Mario Fraioli’s Training Principles For Running


I’ve been running competitively since 1997 and helping athletes work toward their own competitive goals since 2004. What follows here is a working set of principles I know to be true, developed from 27 years of trial and error as both an athlete and a coach, countless hours of my own reading and research into training theory and the history of the sport, and the influence of athletes and coaches I’ve been fortunate enough to observe, spend time around, form relationships with, and ask questions of over the course of my career. These principles form my training “philosophy” and help guide my thinking (and ultimately decision making) when it comes to working with athletes and putting together training programs. (And much like my annual life lessons post, I’ll add to this list as I see fit.)

In no particular order, they are:

— Train like an athlete. It’s not enough to just be good at running—you have to be a well-rounded athlete that happens to specialize in running. A good athlete works on speed, endurance, mobility, strength, and balance throughout the year. Dedicate a chunk of your training time to addressing these elements and you’ll be a faster, stronger, and more resilient athlete while taking your running to the next level. 

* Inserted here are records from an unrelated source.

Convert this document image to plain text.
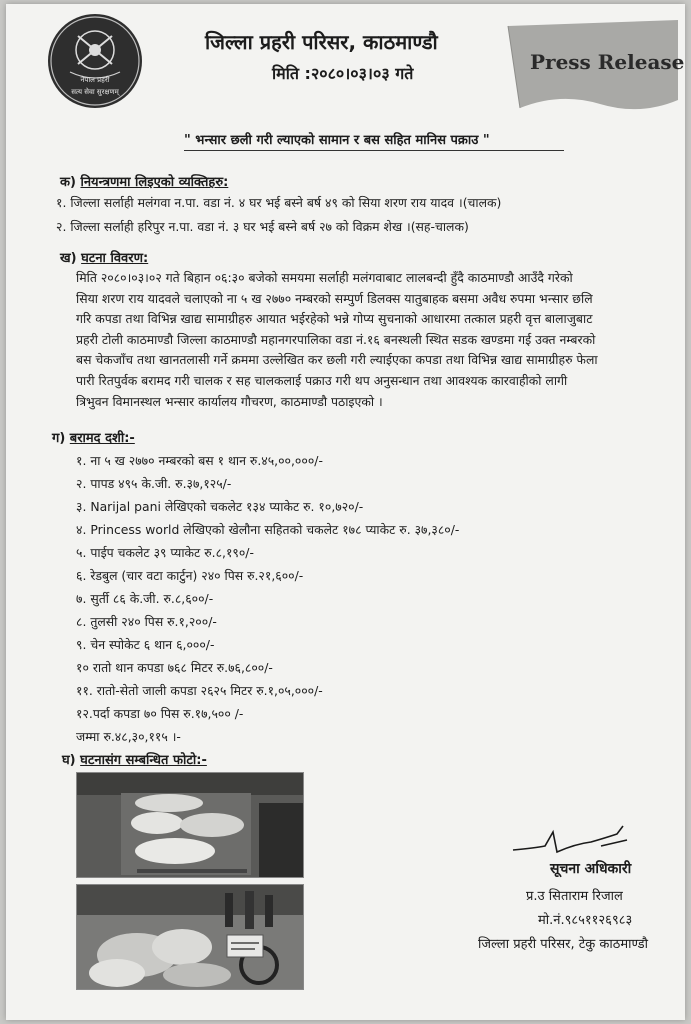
नेपाल प्रहरी
सत्य सेवा सुरक्षणम्
जिल्ला प्रहरी परिसर, काठमाण्डौ
मिति :२०८०।०३।०३ गते	Press Release
" भन्सार छली गरी ल्याएको सामान र बस सहित मानिस पक्राउ "
क) नियन्त्रणमा लिइएको व्यक्तिहरु:
१. जिल्ला सर्लाही मलंगवा न.पा. वडा नं. ४ घर भई बस्ने बर्ष ४९ को सिया शरण राय यादव ।(चालक)
२. जिल्ला सर्लाही हरिपुर न.पा. वडा नं. ३ घर भई बस्ने बर्ष २७ को विक्रम शेख ।(सह-चालक)
ख) घटना विवरण:
मिति २०८०।०३।०२ गते बिहान ०६:३० बजेको समयमा सर्लाही मलंगवाबाट लालबन्दी हुँदै काठमाण्डौ आउँदै गरेको
सिया शरण राय यादवले चलाएको ना ५ ख २७७० नम्बरको सम्पुर्ण डिलक्स यातुबाहक बसमा अवैध रुपमा भन्सार छलि
गरि कपडा तथा विभिन्न खाद्य सामाग्रीहरु आयात भईरहेको भन्ने गोप्य सुचनाको आधारमा तत्काल प्रहरी वृत्त बालाजुबाट
प्रहरी टोली काठमाण्डौ जिल्ला काठमाण्डौ महानगरपालिका वडा नं.१६ बनस्थली स्थित सडक खण्डमा गई उक्त नम्बरको
बस चेकजाँच तथा खानतलासी गर्ने क्रममा उल्लेखित कर छली गरी ल्याईएका कपडा तथा विभिन्न खाद्य सामाग्रीहरु फेला
पारी रितपुर्वक बरामद गरी चालक र सह चालकलाई पक्राउ गरी थप अनुसन्धान तथा आवश्यक कारवाहीको लागी
त्रिभुवन विमानस्थल भन्सार कार्यालय गौचरण, काठमाण्डौ पठाइएको ।
ग) बरामद दशी:-
१. ना ५ ख २७७० नम्बरको बस १ थान रु.४५,००,०००/-
२. पापड ४९५ के.जी. रु.३७,१२५/-
३. Narijal pani लेखिएको चकलेट १३४ प्याकेट रु. १०,७२०/-
४. Princess world लेखिएको खेलौना सहितको चकलेट १७८ प्याकेट रु. ३७,३८०/-
५. पाईप चकलेट ३९ प्याकेट रु.८,१९०/-
६. रेडबुल (चार वटा कार्टुन) २४० पिस रु.२१,६००/-
७. सुर्ती ८६ के.जी. रु.८,६००/-
८. तुलसी २४० पिस रु.१,२००/-
९. चेन स्पोकेट ६ थान ६,०००/-
१० रातो थान कपडा ७६८ मिटर रु.७६,८००/-
११. रातो-सेतो जाली कपडा २६२५ मिटर रु.१,०५,०००/-
१२.पर्दा कपडा ७० पिस रु.१७,५०० /-
जम्मा रु.४८,३०,११५ ।-
घ) घटनासंग सम्बन्धित फोटो:-
सूचना अधिकारी
प्र.उ सिताराम रिजाल
मो.नं.९८५११२६९८३
जिल्ला प्रहरी परिसर, टेकु काठमाण्डौ
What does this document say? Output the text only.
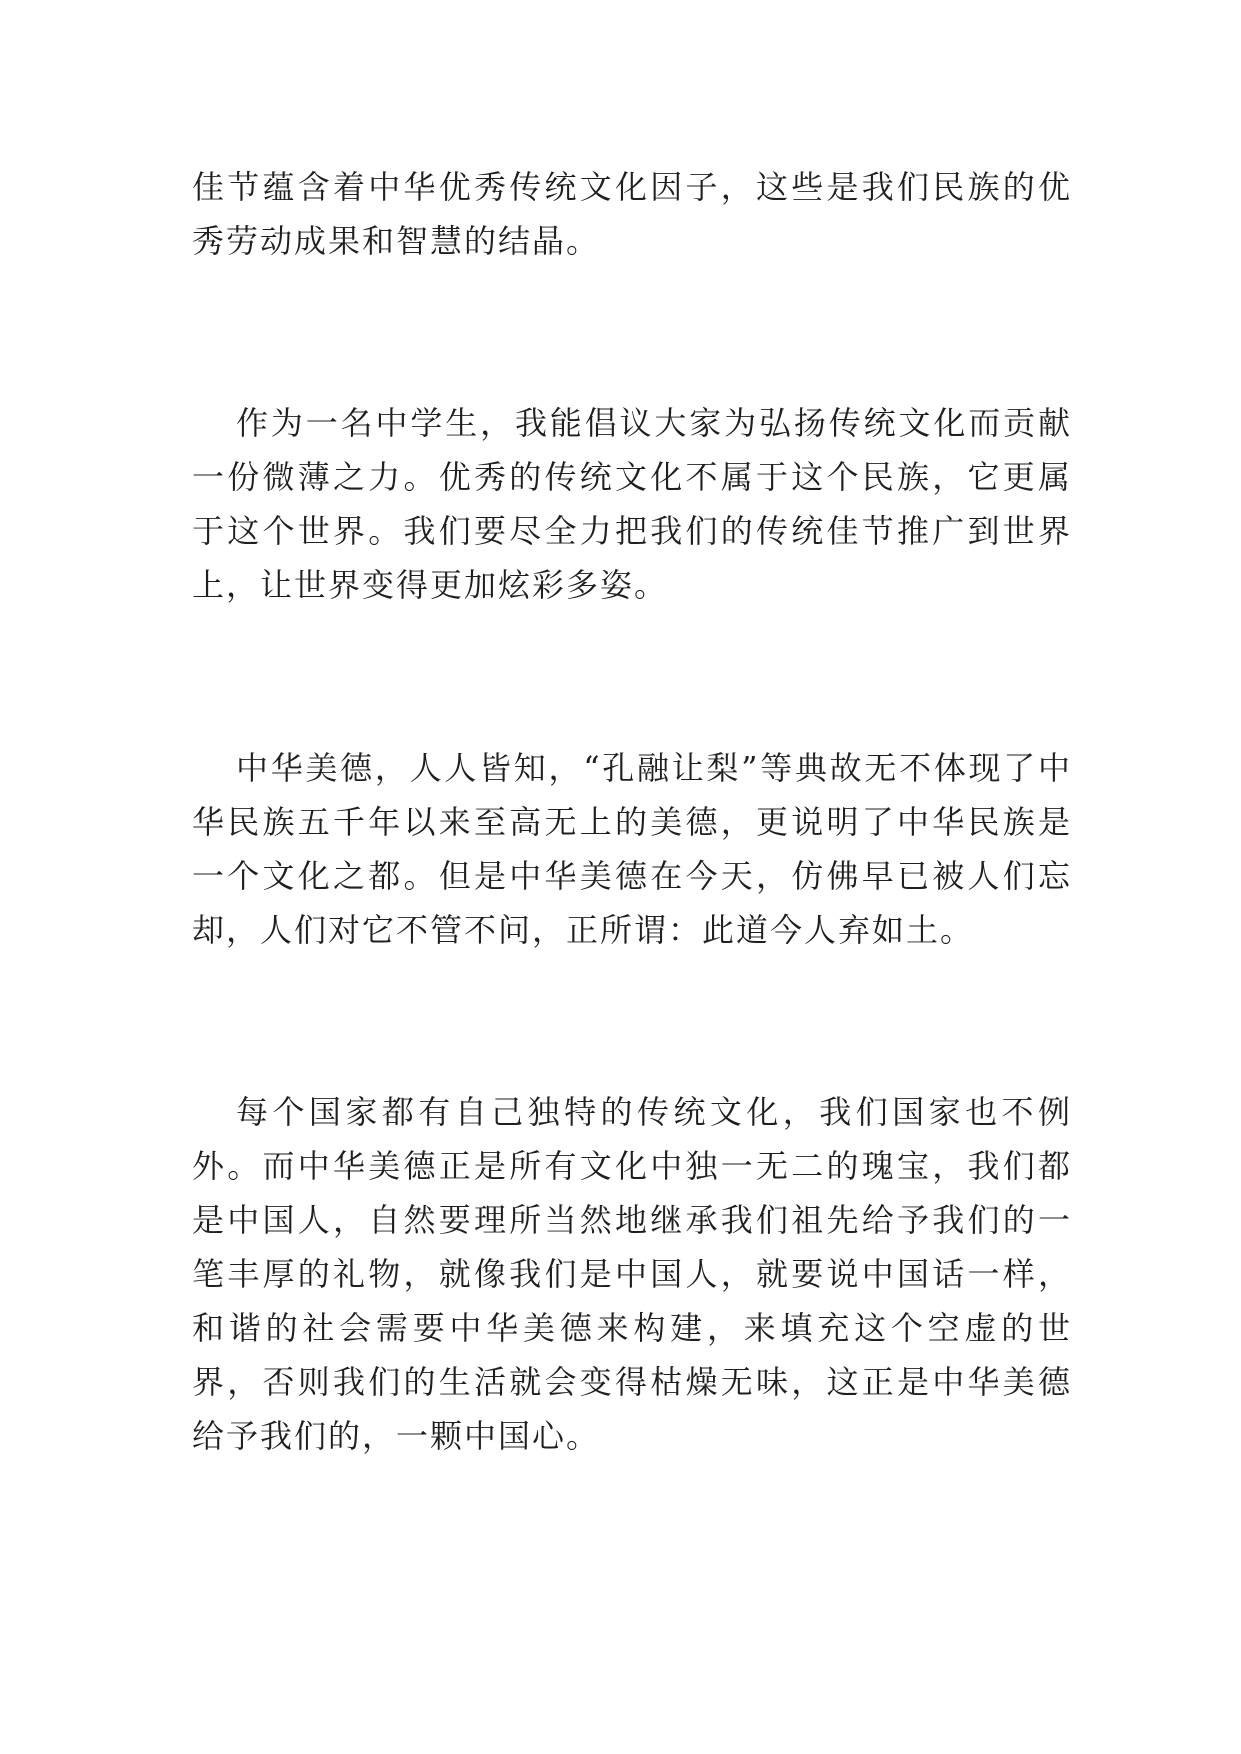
佳节蕴含着中华优秀传统文化因子，这些是我们民族的优秀劳动成果和智慧的结晶。

作为一名中学生，我能倡议大家为弘扬传统文化而贡献一份微薄之力。优秀的传统文化不属于这个民族，它更属于这个世界。我们要尽全力把我们的传统佳节推广到世界上，让世界变得更加炫彩多姿。

中华美德，人人皆知，“孔融让梨”等典故无不体现了中华民族五千年以来至高无上的美德，更说明了中华民族是一个文化之都。但是中华美德在今天，仿佛早已被人们忘却，人们对它不管不问，正所谓：此道今人弃如土。

每个国家都有自己独特的传统文化，我们国家也不例外。而中华美德正是所有文化中独一无二的瑰宝，我们都是中国人，自然要理所当然地继承我们祖先给予我们的一笔丰厚的礼物，就像我们是中国人，就要说中国话一样，和谐的社会需要中华美德来构建，来填充这个空虚的世界，否则我们的生活就会变得枯燥无味，这正是中华美德给予我们的，一颗中国心。
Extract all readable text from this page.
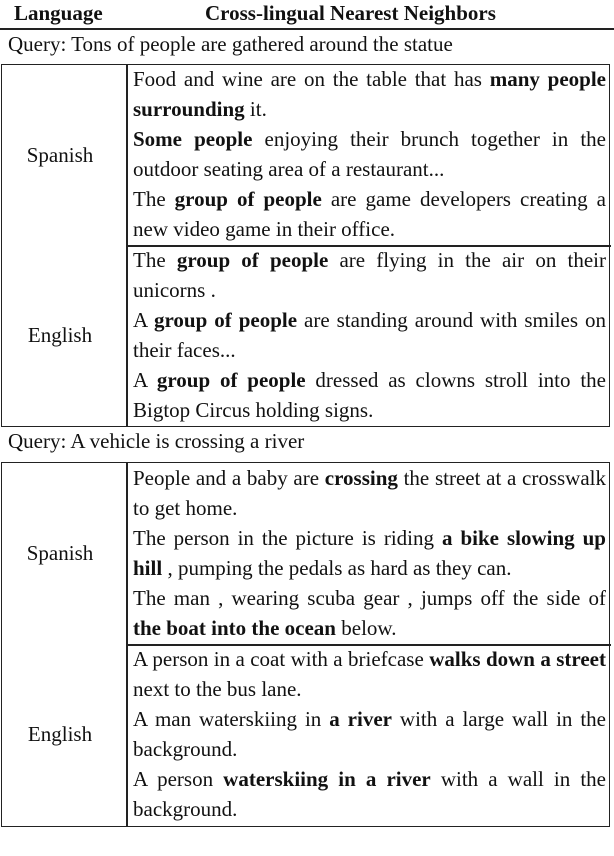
Language	Cross-lingual Nearest Neighbors
Query: Tons of people are gathered around the statue
Spanish
Food and wine are on the table that has many people surrounding it.
Some people enjoying their brunch together in the outdoor seating area of a restaurant...
The group of people are game developers creating a new video game in their office.
English
The group of people are flying in the air on their unicorns .
A group of people are standing around with smiles on their faces...
A group of people dressed as clowns stroll into the Bigtop Circus holding signs.
Query: A vehicle is crossing a river
Spanish
People and a baby are crossing the street at a crosswalk to get home.
The person in the picture is riding a bike slowing up hill , pumping the pedals as hard as they can.
The man , wearing scuba gear , jumps off the side of the boat into the ocean below.
English
A person in a coat with a briefcase walks down a street next to the bus lane.
A man waterskiing in a river with a large wall in the background.
A person waterskiing in a river with a wall in the background.
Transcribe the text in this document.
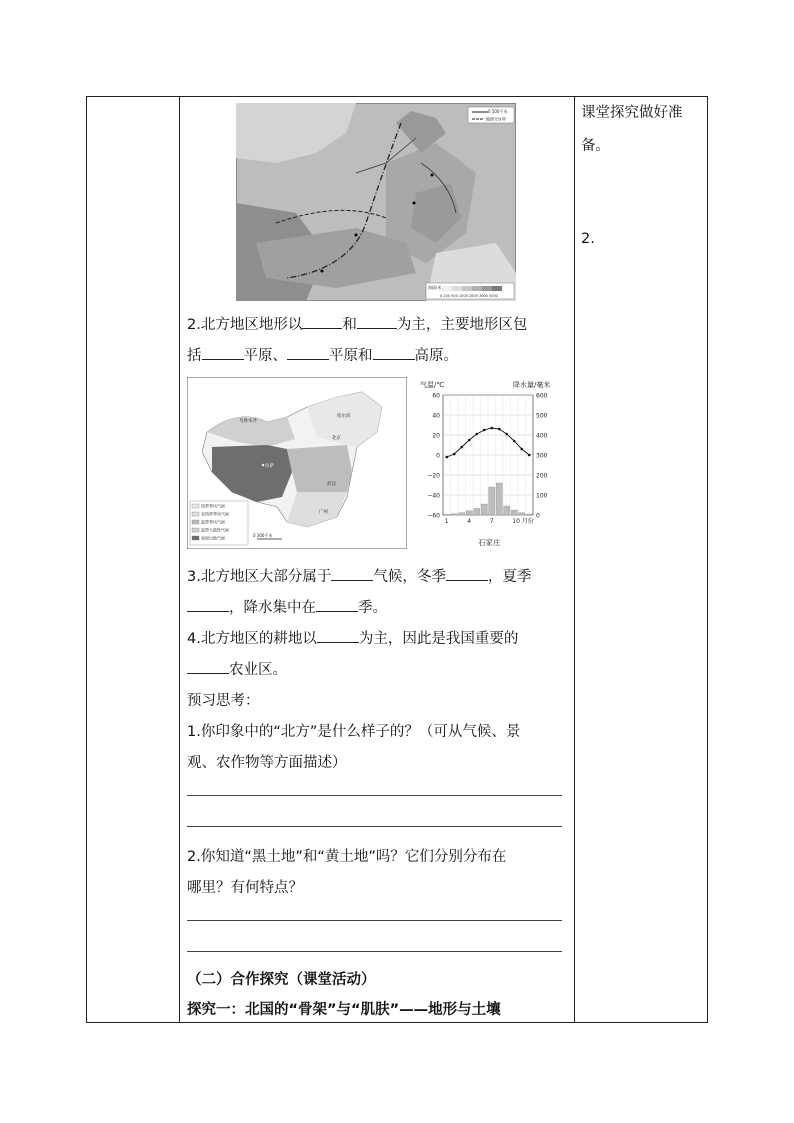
课堂探究做好准
备。
2.
0 500千米
地理分区界
海拔/米
0 200 500 1000 2000 3000 5000
2.北方地区地形以	和	为主，主要地形区包
括	平原、	平原和	高原。
拉萨
哈尔滨
北京
武汉
广州
乌鲁木齐
热带季风气候
亚热带季风气候
温带季风气候
温带大陆性气候
高原山地气候	0 300千米
气温/℃	降水量/毫米
60
40
20
0
−20
−40
−60
600
500
400
300
200
100
0
1	4	7	10 月份
石家庄
3.北方地区大部分属于	气候，冬季	，夏季
，降水集中在	季。
4.北方地区的耕地以	为主，因此是我国重要的
农业区。
预习思考：
1.你印象中的“北方”是什么样子的？（可从气候、景
观、农作物等方面描述）
2.你知道“黑土地”和“黄土地”吗？它们分别分布在
哪里？有何特点？
（二）合作探究（课堂活动）
探究一：北国的“骨架”与“肌肤”——地形与土壤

— Find joy in the drudgery. Training, especially for long-distance races, can often be a chore—“drudgery,” as the legendary Ed Whitlock called it—but, there’s joy to be found in it, too. The novelty of running and excitement about improvement can wear off quick. Learn to appreciate and find joy in the more mundane aspects of training, the repetition of routes and workouts, the time spent alone in your own head, and the delayed gratification of chasing a far-off goal.  

— Listen to your body. RPE (Rate of Perceived Exertion) has been proven to be as reliable a monitor of intensity than any other measurable data point (pace, HR, power, lactate, etc.). It’s as simple as asking yourself, “How hard does this feel?” and being honest with yourself about the answer. Does this mean that data is bad or useless? Of course not! Identify a few key metrics to use as points of reference, monitor trends, identify discrepancies, etc., but learn to rely on your own internal gauge of effort and trust yourself to make adjustments when necessary. 

— Just get yourself in the ballpark. Intensity exists on a spectrum. Too many runners, especially this day in age when we can track every metric under the sun, want to be told the exact pace to hit, or heart-rate number to target, or lactate level not to exceed for everything from recovery runs to the most intense sessions. Precision is an illusion. What you focus on and where you end up on a given day depends on a variety of factors—just get yourself in the ballpark of where you need to be. 

— Once you get fancy, fancy gets broken. Avoid overly complicated and/or “cute” workouts. They don’t work. The most effective sessions are fairy simple and straightforward in their construction, even if they’re not easy to execute.

— You can’t put stress in a silo. Factors outside of running such as work stress, family issues, burnout, illness, etc., will have an immeasurable impact on your ability to train consistently and race well. You can’t compartmentalize stress. Recognize and respect this fact: if stress is elevated or overwhelming in one area, do your best to reduce it or balance it out elsewhere (including training, which is also a stress on both the body and mind).

— Surround yourself with good people. Running can oftentimes be a solitary endeavor but we can’t do it well without the help and support of those who understand how important this pursuit is to us: significant others, family, friends, training partners, teammates, coaches, doctors, physios, therapists, and others. It really does take a village.

— Learn how to handle hard better. I borrowed this one from Duke women’s basketball coach Kara Lawson. Too many runners think we train so that things will eventually feel easy, especially on race day. Spoiler: That’s not how it works. Running is hard, racing even more so. We train so that we can learn how to handle hard better. 

— Small deposits add up to big gains over time. To use a baseball analogy: play “small ball” with your training: A steady stream of singles and doubles (i.e. consistent, healthy running and solid but not mind-blowing workouts and long runs) will get you further than the occasional home run (i.e. the “wow” workouts) followed by a series of strikeouts (i.e. missed days of training or a series of sub-par sessions due to injury, illness, and fatigue). Be deliberate and methodical in your approach. Sustainable progress and big breakthroughs are about showing up consistently and putting in honest work every day. (And every once in a while you might surprise yourself and knock one out of the park.)

— Rest and recovery runs are a part of training, not punishment. Rest (i.e. sleep, days off, down time, etc.) and recovery runs are a strategic part of a purposeful and effective program, not a punishment for doing too much. Treat your rest and recovery as seriously as your toughest workouts—in fact, build them in just as you do key sessions. Remember: You’re not as good as the workouts you do, you’re only as good as you recover from them. That’s when adaptations and improvement take place. 

Keep the tank full of high-quality fuel. Just as a race car won’t run efficiently on low-grade gas or go very far on an empty tank, you can’t train hard, recover effectively, or race to your potential if you’re not fueling your body well. Don’t overcomplicate it: eat a balanced diet, and make sure you’re taking in enough before, during, and after intense training sessions and races.